Mesajı Okuyun
Old 26-01-2007, 16:22   #14
Hekimbaşı

 
Varsayılan

Sn Hukukçular;

Benimle hiçbir ilişkisi olmadığını düşünebileceğiniz bu konuda neden ahkam kestiğimi düşünenleriniz olabilir. Fakat, aynı yollardan geçmiş ve artık özgürlük ve bağımsızlığı sermayeye kurban edilmiş bir mesleğin mensubu olarak, belki bazı noktalara ışık tutabilirim diye düşündüm. Yazacaklarımın, çalıştığınız alanda anlamsız düşebilecek yöndeki unsurlarını ve terminolojimi cehaletime vererek beni hoşgörmenizi dilerim.

ORTAKLIKLAR
===========
Öncelikle; ortak avukatlık bürolarına dikkat etmenizi öneririm. Bunların oluşumuna kısıtlamalar getirmeniz gerekir. Yani; ortaklardan herhangi birine kontrol payı vermeyen; bütün ortakların ticaret kanununda belirtilen en düşük itiraz payının altında (sanırım % 10) olmasına olanak tanımayan; ayni veya nakdi sermaye yoluyla asla tüzel kişilerin çoğunluğu elde etmesine izin vermeyen bir yapıyı hedeflemelisiniz.

Bunu neden söylüyorum: sağlık alanında kurulan ortaklıklar, sonunda öyle bir yere geldi ki, sermayesi güçlü olanlar ötekileri çalışan haline getirdi; getirmedi ise, ortaklıklar bölündü, zayıf olanların çoğu yok olup gitti. Birçoğu da, sağlıkla hiçbir ilişkisi olmayan sermayedarların eline geçti. Bu arada, öyle düzenlemeler yapıldı veya yapılmadı ki; böyle duruma düşenler birilerinin diplomalarını alıp duvara asarak hastane, poliklinik veya laboratuar işletir oldular. Daha önceden eczanelerde olduğu gibi. Bugün, birçok eczanenin fason bir eczacısı olduğunu bilmem söylememe gerek var mı?

ORTAKLIKLARDAKİ ÜCRETLİLER
==========================
İkinci olarak, mesleki ortaklıklarda aynı meslekten 'ücretli' çalışanlara izin vermemeniz gerekir.
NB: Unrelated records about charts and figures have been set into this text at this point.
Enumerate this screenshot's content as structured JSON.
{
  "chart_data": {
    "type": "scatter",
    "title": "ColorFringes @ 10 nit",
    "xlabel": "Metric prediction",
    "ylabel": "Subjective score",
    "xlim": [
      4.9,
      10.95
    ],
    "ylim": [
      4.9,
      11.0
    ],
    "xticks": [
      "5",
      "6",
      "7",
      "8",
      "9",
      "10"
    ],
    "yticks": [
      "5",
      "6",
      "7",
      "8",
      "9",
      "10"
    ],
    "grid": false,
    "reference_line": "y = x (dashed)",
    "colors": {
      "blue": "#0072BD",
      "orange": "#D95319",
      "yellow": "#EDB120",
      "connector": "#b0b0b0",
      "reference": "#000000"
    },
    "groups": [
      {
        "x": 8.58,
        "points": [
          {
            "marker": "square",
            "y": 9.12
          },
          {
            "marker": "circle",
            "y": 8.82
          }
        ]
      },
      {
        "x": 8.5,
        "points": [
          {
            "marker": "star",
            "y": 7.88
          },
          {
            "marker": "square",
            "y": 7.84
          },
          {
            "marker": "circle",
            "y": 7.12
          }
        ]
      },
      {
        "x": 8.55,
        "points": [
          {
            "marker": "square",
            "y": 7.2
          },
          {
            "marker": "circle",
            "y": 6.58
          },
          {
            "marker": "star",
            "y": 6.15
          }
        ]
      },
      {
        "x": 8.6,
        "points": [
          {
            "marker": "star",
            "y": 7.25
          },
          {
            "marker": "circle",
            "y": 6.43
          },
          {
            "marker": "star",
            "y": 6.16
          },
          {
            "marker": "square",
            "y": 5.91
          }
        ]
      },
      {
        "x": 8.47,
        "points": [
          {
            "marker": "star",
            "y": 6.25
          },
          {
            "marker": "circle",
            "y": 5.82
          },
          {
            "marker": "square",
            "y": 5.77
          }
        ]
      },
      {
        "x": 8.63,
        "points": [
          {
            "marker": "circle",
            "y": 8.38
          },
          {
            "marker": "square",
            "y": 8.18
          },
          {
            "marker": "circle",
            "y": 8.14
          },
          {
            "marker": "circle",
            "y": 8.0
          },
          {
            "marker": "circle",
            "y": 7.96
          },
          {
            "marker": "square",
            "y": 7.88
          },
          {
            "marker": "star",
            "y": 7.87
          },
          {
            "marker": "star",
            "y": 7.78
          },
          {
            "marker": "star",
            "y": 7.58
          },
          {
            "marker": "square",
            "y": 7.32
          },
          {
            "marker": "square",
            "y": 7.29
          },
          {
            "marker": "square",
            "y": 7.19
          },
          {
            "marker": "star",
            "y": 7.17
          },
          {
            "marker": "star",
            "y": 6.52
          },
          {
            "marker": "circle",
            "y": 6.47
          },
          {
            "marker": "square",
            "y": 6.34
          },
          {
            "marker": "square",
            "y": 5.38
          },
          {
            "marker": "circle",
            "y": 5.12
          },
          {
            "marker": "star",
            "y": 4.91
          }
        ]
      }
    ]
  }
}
Tabii ki buna itirazlar çıkacaktır. 'İşler çoğalınca ne yapsın zavallılar, herkese % 10 pay veremeyeceklerine göre, elbette birilerini çalıştıracaklar' diyeceklerdir. Buna kanmayın. Eğer işleri artıyorsa, 'meslekten kalıcı olarak feragat etmiş' kişileri işe alsınlar ve bu kişiler avukatlık mesleğini icra edemesin. Bunu onlara yapılmış bir haksızlık olarak nitelendirmeyin. İsteyen herkes, koşullar kendileri için uygunsa, bunu yapabilir, yapmak isteyebilir. Ama esas konu; şirkete benzer bu kuruluşlarda çalışan yetkili avukatların, yasalar ve müşteri önünde aldıkları sorumlulukları nasıl paylaşıyorlarsa, şirkette de aynı biçimde paylaşmalarını sağlamaktır. Aksi taktirde, biri ya da diğerini savunurken zayıf duruma düşerler.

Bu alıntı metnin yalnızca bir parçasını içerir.